Ralph Miliband left his academic career at the London School of Economics in 1972 to take up a post at Leeds University as a Professor of Politics. His family moved to Leeds with him in 1973 after he suffered a heart attack, and Miliband attended Featherbank Infant School in Horsforth between 1974 and 1977, during which time he became a fan of Leeds United.

Due to his father's later employment as a roving teacher, Miliband spent two spells living in Boston, Massachusetts, one year when he was seven and one junior high school term when he was twelve. Miliband remembered his time in the US as his one of his happiest, during which he became fan of American culture, watching Dallas and following the Boston Red Sox and New England Patriots.

Between 1978 and 1981, Ed Miliband attended Primrose Hill Primary School in Camden and then Haverstock Comprehensive School in Chalk Farm. He learned to play the violin whilst at school, and as a teenager, he reviewed films and plays on LBC Radio's Young London programme as one of its fortnightly "Three O'Clock Reviewers". After completing his O-levels, he worked as an intern to family friend Tony Benn, the MP for Chesterfield.

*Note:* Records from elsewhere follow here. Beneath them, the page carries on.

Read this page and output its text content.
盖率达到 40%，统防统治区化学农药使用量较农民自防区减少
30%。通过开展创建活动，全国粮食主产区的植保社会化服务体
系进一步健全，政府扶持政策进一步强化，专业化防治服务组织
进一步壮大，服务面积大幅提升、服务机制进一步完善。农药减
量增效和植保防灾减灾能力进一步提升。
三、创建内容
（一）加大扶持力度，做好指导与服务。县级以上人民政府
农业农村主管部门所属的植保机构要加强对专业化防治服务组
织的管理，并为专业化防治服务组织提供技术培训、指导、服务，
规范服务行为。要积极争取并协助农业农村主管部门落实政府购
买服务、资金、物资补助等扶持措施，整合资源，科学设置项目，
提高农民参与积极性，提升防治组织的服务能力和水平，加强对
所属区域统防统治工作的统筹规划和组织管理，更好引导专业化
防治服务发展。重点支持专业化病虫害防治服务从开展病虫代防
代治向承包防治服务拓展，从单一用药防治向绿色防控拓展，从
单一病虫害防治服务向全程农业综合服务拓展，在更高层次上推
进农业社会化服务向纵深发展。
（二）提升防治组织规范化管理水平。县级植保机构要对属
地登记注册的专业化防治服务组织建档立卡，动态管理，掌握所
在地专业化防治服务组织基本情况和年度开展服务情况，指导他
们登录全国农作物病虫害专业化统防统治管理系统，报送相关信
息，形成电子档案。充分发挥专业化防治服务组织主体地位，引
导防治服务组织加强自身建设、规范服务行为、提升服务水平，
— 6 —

In 1989, Miliband gained four A Levels (A in maths, an A in English, and Bs in further maths and physics) and entered Corpus Christi College, Oxford to read Philosophy, Politics and Economics. In his first year, he was elected JCR President, leading a student campaign against a rise in rent charges. In his second and third years, he dropped philosophy, and was awarded an upper second class Bachelor of Arts degree.